The California Endowment notes on their website that a person’s zip code determines their life expectancy. In Baltimore, studies show a 20-year gap in life expectancy between upper-income, predominantly white neighborhoods and poorer, predominantly minority neighborhoods. In thinking about ways in which to confront these pernicious facts, the General Assembly of Maryland in April of this year, passed a piece of legislation that flew under the radar next to Doomsday budgets, tax increases, marriage equality and casinos. This piece of legislation, known as Health Enterprise Zones (HEZ), aim to improve healthcare in minority communities and reduce health disparities in the state of Maryland. Essentially, the pilot program would offer tax breaks and other incentives to local health departments in the state, as well as, to community groups for their program operation in underserved and neglected areas labeled as HEZs. The General Assembly has set aside $4 million for physicians and community health providers dedicated to improving access and affordability to health services in these HEZs.
The genesis of these zones is the result of a work group chaired by University of Maryland School of Medicine Dean Dr. E. Albert Reece. Lt. Governor Anthony Brown and other state officials were looking for ways to address the disparities in the state that cost Medicare an extra $26 million annually, according to a 2006 report. This report notes that black residents in Maryland are nearly twice as likely to be hospitalized for asthma, hypertension, and heart failure. The infant mortality rate amongst African American babies is practically three times more than for white babies in Maryland.
While Maryland boasts some of the best teaching hospitals and the nation’s highest median household income, it ranks 33rd in geographic health disparities and receives equally poor marks for infant mortality, infectious diseases and health outcomes, according to data from the Maryland Health Quality and Cost Council.

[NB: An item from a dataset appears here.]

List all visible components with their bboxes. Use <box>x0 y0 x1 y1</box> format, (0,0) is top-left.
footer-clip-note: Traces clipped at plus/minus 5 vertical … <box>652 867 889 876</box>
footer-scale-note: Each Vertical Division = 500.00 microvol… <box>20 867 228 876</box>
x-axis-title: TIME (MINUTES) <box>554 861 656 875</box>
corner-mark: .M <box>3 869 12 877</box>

A long-lasting solution to those problems will have to not only bring more health services to the under-served communities, but set up a framework to entice the providers of those services to stick around. HEZs are designed for just this purpose in that the Department of Health and Mental Hygiene in Maryland will set the boundaries of enterprise zones — areas where residents lack access to health care either because of proximity, cost or both — and accept applications from private physicians, community health organizations and local health departments that promise to dedicate their resources to serving the area.